L’ambition du Noise Festival : décloisonner la ville
A notre humble échelle, notre association vise à défendre des causes qui nous sont endogènes : lutte contre les discriminations, égalité des chances et d’accès à la culture, promotion de la diversité culturelle postcoloniale etc. Au fil des années, nous avons affiné notre ambition pour le travail de notre association au quotidien : créer des ponts entre les multiples communautés qui composent nos villes, qu’elles soient étudiantes, artistiques ou associatives.
C’est dans cette optique que nous avons décidé de créer notre propre festival en 2014. A travers cet événement, nous cherchons chaque année à montrer notre engagement et notre action. C’est pourquoi les événements sont si divers : nous voulons réfléchir mais aussi se détendre collectivement. C’est aussi pourquoi il est itinérant : nous cherchons à rassembler tous types de banlieusard.e.s et tous types de parisien.ne.s dans des lieux qu’ils ne fréquentent pas au quotidien. C’est enfin pourquoi le Noise Festival cherche sans cesse à dénicher de nouveaux talents, à mettre en lumière différentes narrations, et à sensibiliser notre public principalement étudiant aux enjeux de nos sociétés urbaines, du centre à ses quartiers périphériques.

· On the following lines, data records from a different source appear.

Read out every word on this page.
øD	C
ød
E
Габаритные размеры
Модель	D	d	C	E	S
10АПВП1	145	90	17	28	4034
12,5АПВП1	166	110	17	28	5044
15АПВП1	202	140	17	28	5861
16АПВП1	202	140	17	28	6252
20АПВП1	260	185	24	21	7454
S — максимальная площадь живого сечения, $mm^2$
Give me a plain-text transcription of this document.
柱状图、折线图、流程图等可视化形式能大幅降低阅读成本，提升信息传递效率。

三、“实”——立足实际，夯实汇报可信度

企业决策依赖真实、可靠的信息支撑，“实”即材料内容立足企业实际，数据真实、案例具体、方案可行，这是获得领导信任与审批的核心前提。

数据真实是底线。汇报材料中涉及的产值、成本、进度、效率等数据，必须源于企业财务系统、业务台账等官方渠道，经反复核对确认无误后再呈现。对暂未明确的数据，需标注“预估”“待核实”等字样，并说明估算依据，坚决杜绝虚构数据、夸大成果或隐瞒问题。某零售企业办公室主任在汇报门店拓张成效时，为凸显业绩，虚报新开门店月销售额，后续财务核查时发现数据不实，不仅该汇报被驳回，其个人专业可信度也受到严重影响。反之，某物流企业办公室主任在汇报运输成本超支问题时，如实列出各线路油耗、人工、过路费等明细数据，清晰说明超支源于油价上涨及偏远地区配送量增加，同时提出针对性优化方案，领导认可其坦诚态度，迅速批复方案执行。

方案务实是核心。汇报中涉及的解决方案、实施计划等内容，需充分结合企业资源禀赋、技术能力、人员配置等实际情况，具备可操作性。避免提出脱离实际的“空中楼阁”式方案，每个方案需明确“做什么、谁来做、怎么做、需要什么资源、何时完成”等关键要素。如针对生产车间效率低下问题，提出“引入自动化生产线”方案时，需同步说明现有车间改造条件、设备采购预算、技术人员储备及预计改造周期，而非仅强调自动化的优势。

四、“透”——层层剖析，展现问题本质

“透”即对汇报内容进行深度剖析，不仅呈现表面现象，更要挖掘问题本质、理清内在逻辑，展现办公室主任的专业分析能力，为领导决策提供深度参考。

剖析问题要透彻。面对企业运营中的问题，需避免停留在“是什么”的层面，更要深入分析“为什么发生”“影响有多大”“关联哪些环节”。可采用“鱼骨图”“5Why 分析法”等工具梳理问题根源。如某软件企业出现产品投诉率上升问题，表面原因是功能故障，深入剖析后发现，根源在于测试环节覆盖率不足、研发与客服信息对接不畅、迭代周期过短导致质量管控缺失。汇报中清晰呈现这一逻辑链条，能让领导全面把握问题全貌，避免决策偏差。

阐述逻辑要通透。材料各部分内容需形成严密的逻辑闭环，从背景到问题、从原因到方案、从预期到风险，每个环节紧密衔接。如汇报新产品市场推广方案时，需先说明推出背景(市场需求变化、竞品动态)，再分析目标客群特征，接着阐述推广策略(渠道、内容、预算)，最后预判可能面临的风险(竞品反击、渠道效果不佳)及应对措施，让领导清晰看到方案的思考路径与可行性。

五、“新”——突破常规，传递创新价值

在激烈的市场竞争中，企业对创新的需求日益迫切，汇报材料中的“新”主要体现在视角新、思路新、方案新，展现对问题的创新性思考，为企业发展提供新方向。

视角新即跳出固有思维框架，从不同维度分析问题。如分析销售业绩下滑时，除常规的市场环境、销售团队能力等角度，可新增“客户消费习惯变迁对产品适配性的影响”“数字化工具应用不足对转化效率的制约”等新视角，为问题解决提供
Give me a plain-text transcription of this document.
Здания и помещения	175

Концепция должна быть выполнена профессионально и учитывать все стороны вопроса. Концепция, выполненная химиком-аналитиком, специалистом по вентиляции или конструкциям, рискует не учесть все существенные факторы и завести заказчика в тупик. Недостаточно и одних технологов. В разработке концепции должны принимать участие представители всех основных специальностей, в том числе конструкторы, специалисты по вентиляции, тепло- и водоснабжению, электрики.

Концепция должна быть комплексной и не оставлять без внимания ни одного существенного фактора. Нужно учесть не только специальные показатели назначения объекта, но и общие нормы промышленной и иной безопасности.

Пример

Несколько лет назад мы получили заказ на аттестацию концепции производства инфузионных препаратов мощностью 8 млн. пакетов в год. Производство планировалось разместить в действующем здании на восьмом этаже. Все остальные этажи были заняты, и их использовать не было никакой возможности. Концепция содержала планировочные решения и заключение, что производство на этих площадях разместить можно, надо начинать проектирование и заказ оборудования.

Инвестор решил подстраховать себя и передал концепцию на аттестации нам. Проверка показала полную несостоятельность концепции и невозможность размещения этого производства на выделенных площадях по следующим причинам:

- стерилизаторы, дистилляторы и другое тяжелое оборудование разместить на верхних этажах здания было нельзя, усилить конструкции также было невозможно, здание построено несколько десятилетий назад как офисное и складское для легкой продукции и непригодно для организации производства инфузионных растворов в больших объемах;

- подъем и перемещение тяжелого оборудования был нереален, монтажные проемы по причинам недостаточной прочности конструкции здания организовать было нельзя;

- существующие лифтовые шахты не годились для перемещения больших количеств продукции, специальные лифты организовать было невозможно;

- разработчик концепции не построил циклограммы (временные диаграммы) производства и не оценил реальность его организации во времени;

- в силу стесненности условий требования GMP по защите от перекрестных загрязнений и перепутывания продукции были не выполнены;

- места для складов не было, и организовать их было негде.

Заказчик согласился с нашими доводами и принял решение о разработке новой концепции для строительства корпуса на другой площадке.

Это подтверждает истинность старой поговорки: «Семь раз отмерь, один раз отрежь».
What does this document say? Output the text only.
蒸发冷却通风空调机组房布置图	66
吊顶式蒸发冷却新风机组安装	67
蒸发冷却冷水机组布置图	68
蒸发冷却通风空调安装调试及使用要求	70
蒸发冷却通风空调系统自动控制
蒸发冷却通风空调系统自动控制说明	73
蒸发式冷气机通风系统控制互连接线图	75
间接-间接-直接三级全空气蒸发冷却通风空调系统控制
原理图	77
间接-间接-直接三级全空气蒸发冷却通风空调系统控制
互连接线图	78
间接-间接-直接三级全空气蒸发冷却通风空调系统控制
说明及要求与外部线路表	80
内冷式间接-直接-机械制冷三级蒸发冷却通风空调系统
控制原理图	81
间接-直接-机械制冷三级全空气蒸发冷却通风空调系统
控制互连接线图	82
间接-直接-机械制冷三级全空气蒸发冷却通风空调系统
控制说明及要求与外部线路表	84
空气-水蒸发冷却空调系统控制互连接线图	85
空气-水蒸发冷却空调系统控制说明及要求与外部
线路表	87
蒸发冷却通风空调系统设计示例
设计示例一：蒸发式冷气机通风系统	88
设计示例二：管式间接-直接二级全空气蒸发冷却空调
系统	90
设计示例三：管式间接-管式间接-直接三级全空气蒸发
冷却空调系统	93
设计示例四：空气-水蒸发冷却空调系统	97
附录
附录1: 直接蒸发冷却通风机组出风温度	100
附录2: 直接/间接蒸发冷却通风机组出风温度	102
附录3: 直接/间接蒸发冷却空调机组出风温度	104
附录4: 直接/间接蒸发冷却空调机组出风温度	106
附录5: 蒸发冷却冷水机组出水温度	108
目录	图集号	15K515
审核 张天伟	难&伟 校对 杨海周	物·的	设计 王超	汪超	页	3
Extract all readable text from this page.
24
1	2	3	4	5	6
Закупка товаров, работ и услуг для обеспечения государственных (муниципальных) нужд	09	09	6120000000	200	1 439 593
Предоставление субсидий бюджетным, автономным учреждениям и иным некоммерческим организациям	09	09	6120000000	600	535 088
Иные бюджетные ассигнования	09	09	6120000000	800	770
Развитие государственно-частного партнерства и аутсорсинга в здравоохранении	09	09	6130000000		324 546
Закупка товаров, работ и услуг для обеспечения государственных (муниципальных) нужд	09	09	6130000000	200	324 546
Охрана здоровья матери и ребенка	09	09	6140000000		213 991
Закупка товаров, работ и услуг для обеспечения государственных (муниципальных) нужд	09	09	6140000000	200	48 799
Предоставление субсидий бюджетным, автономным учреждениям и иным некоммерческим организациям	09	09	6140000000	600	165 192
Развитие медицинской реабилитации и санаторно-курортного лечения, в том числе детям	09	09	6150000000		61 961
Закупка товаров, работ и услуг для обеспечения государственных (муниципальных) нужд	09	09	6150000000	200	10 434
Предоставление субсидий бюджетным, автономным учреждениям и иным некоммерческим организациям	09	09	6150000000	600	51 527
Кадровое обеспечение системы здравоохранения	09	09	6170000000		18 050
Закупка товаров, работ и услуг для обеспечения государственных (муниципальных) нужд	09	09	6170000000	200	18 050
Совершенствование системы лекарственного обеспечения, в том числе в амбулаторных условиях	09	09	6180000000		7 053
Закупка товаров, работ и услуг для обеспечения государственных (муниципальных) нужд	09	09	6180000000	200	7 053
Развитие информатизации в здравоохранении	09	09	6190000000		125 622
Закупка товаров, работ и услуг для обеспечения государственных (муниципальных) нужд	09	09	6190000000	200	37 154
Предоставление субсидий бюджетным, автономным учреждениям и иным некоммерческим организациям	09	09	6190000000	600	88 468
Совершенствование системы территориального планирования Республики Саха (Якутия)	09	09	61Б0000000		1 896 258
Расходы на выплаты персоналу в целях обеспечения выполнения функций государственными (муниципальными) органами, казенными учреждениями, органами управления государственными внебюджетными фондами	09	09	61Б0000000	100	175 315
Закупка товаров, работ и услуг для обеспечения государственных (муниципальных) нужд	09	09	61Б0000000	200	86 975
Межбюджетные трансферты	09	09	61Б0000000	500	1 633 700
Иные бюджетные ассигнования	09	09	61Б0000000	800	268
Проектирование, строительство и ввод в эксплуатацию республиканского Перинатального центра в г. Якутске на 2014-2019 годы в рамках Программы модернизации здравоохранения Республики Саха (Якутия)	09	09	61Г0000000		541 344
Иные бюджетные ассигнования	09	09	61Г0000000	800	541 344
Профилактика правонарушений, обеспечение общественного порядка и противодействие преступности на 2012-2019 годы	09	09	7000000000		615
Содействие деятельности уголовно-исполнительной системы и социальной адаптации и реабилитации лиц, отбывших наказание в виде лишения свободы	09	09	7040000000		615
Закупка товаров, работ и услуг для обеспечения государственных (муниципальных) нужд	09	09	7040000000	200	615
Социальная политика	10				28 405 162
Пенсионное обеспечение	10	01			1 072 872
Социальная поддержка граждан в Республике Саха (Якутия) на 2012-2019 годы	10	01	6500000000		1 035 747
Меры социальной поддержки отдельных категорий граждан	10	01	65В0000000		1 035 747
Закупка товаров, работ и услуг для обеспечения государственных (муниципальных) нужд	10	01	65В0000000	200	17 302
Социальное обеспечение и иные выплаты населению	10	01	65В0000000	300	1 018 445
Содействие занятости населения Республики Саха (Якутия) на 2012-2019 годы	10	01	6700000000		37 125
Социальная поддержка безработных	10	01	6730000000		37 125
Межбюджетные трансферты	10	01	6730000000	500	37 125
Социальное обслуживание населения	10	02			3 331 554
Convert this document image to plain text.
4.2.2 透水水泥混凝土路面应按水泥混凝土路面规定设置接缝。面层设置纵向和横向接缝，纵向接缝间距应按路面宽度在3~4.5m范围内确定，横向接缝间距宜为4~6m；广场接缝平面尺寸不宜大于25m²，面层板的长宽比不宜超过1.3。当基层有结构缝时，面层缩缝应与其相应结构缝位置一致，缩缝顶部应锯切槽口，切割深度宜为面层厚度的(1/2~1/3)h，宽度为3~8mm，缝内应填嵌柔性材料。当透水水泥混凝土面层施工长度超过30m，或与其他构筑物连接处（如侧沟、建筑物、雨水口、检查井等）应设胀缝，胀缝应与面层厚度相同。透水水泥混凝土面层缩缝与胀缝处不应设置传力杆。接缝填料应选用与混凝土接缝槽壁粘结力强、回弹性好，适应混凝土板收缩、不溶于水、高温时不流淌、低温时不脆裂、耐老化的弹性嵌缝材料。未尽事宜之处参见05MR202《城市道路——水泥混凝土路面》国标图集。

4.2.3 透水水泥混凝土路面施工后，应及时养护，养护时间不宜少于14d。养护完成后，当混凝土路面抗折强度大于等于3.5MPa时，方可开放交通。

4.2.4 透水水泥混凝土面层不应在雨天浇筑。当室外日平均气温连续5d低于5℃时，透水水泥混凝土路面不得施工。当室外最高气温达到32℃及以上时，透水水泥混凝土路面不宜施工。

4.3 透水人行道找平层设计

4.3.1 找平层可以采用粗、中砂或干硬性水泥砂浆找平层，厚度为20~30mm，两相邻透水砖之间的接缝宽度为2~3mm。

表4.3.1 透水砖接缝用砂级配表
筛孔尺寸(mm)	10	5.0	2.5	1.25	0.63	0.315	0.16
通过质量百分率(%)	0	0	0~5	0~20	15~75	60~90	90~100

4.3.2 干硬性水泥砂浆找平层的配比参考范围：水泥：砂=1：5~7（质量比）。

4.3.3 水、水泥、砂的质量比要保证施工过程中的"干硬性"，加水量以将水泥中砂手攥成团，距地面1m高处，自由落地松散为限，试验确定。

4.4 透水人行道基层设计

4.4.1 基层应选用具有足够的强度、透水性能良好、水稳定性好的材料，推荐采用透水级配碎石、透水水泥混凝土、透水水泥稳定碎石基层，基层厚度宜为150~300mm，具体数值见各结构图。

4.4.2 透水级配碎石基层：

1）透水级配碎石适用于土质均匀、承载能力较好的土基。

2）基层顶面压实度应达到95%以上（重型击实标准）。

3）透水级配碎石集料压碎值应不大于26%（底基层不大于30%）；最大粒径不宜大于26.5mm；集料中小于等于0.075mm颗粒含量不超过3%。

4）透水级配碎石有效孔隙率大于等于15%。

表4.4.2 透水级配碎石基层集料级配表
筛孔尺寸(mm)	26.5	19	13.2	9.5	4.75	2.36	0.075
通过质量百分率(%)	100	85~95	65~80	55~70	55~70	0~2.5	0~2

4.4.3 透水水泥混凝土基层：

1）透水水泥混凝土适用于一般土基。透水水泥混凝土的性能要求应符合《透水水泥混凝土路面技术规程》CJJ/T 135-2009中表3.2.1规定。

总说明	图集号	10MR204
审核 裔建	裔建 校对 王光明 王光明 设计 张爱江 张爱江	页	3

En quatre éditions, notre public a plus que doublé, et nous prenons plaisir à travailler avec des acteurs associatifs et des artistes des villes de Saint-Denis, Montreuil, Saint-Ouen, Bondy, Clichy-Montfermeil ou encore Villejuif.
Côté programmation, nous nous évertuons tous les ans à proposer une direction artistique éclectique (Hip-Hop, House, R’n’b, Techno, Pop, Rock etc) qui puisse mélanger différents publics, et nous avons toujours mis un point d’honneur à mettre en avant des artistes issus de l’immigration et des quartiers populaires (La Caution, Niro, Kiddy Smile, Alkpote, Ichon, Prince Waly, Espiiem, Kacem Wapalek etc).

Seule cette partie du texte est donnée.